Grant v BHP Coal  FWCFB 3027
The Fair Work Commission has held that BHP was within its rights to dismiss a boilermaker who refused to attend an appointment with a company-nominated doctor to determine his fitness for work.
The boilermaker had suffered a shoulder injury and consequently had been off work recovering for eight months. Before his injury, the boilermaker had been engaged in heavy manual labour on a mining site at Peak Downs. He had provided medical certificates from treating doctors proving the extent of the injury.
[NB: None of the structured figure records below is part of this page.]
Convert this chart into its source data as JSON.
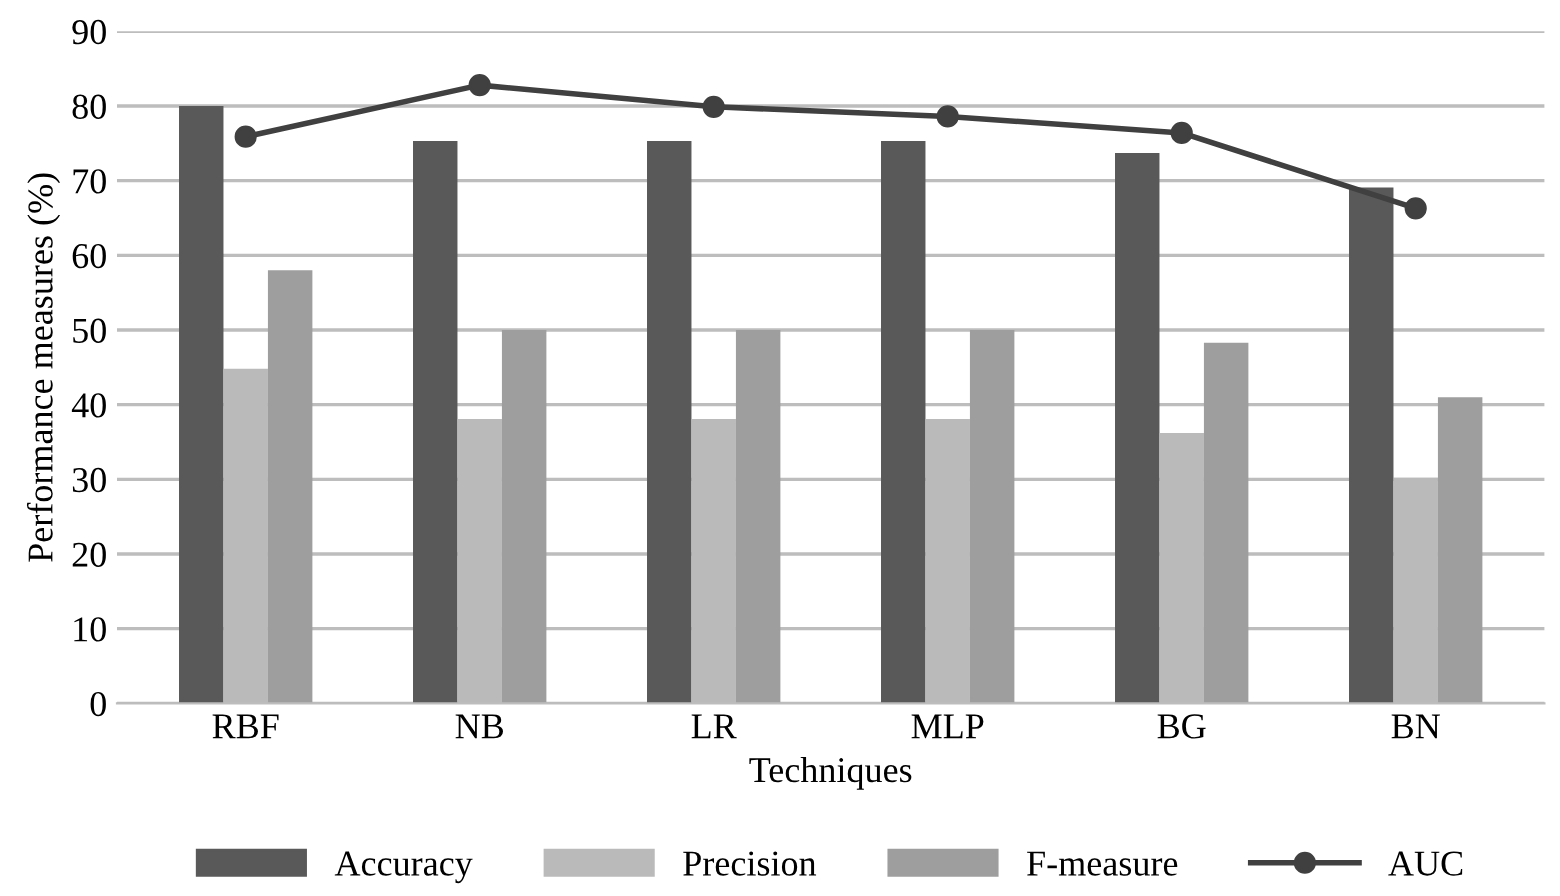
{
  "chart_data": {
    "type": "bar",
    "xlabel": "Techniques",
    "ylabel": "Performance measures (%)",
    "categories": [
      "RBF",
      "NB",
      "LR",
      "MLP",
      "BG",
      "BN"
    ],
    "series": [
      {
        "name": "Accuracy",
        "color": "#595959",
        "values": [
          80,
          75.3,
          75.3,
          75.3,
          73.7,
          69.1
        ]
      },
      {
        "name": "Precision",
        "color": "#bababa",
        "values": [
          44.8,
          38.1,
          38.1,
          38.1,
          36.2,
          30.2
        ]
      },
      {
        "name": "F-measure",
        "color": "#9e9e9e",
        "values": [
          58,
          50,
          50,
          50,
          48.3,
          41
        ]
      },
      {
        "name": "AUC",
        "type": "line",
        "color": "#404040",
        "values": [
          75.9,
          82.8,
          79.9,
          78.6,
          76.4,
          66.3
        ]
      }
    ],
    "ylim": [
      0,
      90
    ],
    "yticks": [
      0,
      10,
      20,
      30,
      40,
      50,
      60,
      70,
      80,
      90
    ],
    "grid": "y",
    "legend": "bottom",
    "marker": "circle",
    "line_style": "solid"
  }
}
However, BHP required him to see its own physician so that it could assess the duties for which he was fit, in accordance with its obligations under s 39(1) of theQueensland Coal Mining and Health Act.
Under that section, employers must ensure that workers are not exposed to an unacceptable level of risk. This obligation, and the complementary obligation of the employee to comply with safety-related instructions of the coal mine operator, gave the force of the law to BHP's instruction to attend the doctor, who was an occupational health specialist. Consequently, the direction was lawful and fell within the scope of the boilermaker's contract. The boilermaker had consequently refused to obey a lawful direction, and the employer was within its rights to terminate the employment.
The key takeaway for employers is that there is no entitlement for employees to refuse to comply with directions from their employers that are expressly directly at maintaining safety on site. Employees should be made aware of their obligations to comply with such directions and the consequences that may flow from disobedience.